JAKARTA, HOLOPIS.COM – Direktur eksekutif Komite Pemberantasan Mafia Hukum (KPMH) Habib Muannas Alaidid memberikan respon tentang rencana pembacaan mosi tidak percaya oleh Koalisi Persaudaraan dan Advokasi Umat (KPAU) kepada persidangan kasus dugaan unlawful killing dalam tragedi tewasnya 6 (enam) orang anak buah Habib Rizieq Shihab di KM50 Jakarta-Cikampek 7 Desember 2020 silam.
Ia menilai bahwa kelompok tersebut tidak perlu dipercaya. Hal ini karena dilihat dari latar belakang mereka yang berasal dari kumpulan organisasi terlarang di Indonesia.
“KPAU isinya sebagian adalah mereka yang pernah tergabung di HTI dan FPI. parahnya koalisi ini diketuai oleh Ahmad Khozinudin, aktivis HTI yang pernah menjabat sebagai direktur bantuan hukum HTI. Setahu saya dia adalah tersangka dalam kasus tulisan Nasruddin Joha,” kata Muannas kepada wartawan, Sabtu (23/10).
Dikatakan Muannas, Nasruddin Joha adalah tokoh anonim yang dipakai dirinya diduga untuk menyebarkan berita bohong dan kebencian bernada SARA, kasusnya sudah tahap 2 ke Kejaksaan dari siber Bareskrim Polri, tinggal penyerahan barang bukti dan tersangka,
“Mestinya dia (Khozin) sudah ditangkap dan ditahan, tapi saya tidak tahu tindak lanjutnya. Jadi kalau dia mau bicara penegakkan hukum harusnya ditangkap dan ditahan aja dia, apalagi ancaman pidana di kasusnya lebih dari 5 tahun,” imbuhnya.
Di dalam agenda pembacaan nota tidak percaya itu muncul nama Habib Novel Chaidir Hasan Bamukmin atau Novel Bamukmin. Salah seorang juru bicara di Dewan Tanfidzi Nasional Persaudaraan Alumni 212 (DTN PA 212).
Di organisasi Front Pembela Islam (FPI) pimpinan Ahmad Sobri Lubis saat itu, Novel adalah Sekretaris FPI DKI Jakarta. Sayangnya, ormas FPI dilarang oleh pemerintah melalui 6 (enam) lembaga negara.
“Kalau Novel Bamukmin kita tahu dia mantan sekretaris FPI DKI dan ke 2 ormas ini (FPI dan HTI) semua sudah dibubarkan dan dilarang menurut hukum yang berlaku, makanya siapa yang mau dengarkan ada kader ormas terlarang buat seruan ?,” ujarnya.

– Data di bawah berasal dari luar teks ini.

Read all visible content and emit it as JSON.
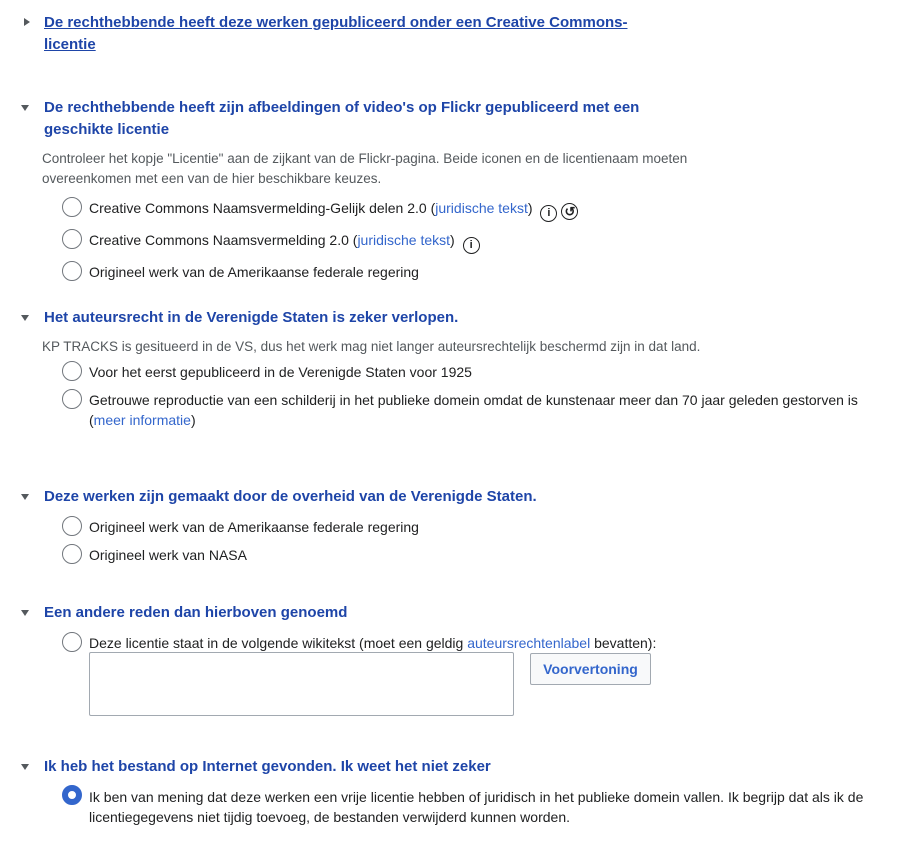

Sementara itu, ada dua tokoh yang muncul dalam rencana pembacaan nota keberatan tersebut adalah Eggi Sudjana dan Marwan Batubara.
Menurut Muannas, kedua orang tersebut adalah murni barisan orang-orang yang sakit hati karena faktor politik praktis semata.
“Sedang Eggi Sudjana dan Marwan Batubara ini barisan sakit hati, hobi tunggangi isu apalagi bisa dipakai untuk menyerang pemerintah,” tandasnya.
Hormati proses hukum
Menurut advokat yang juga kuasa hukum kedua perwira polri dalam kasus dugaan unlawful killing, yakni Briptu Fikri Ramadhan (FR) dan Ipda M Yusmin Ohorella (MYO) ini menyebut, bahwa sebaiknya semua pihak menghormati proses hukum yang ada. Jika ada keberatan yang ingin disampaikan sebaiknya bisa disalurkan melalui mekanisme persidangan yang berjalan.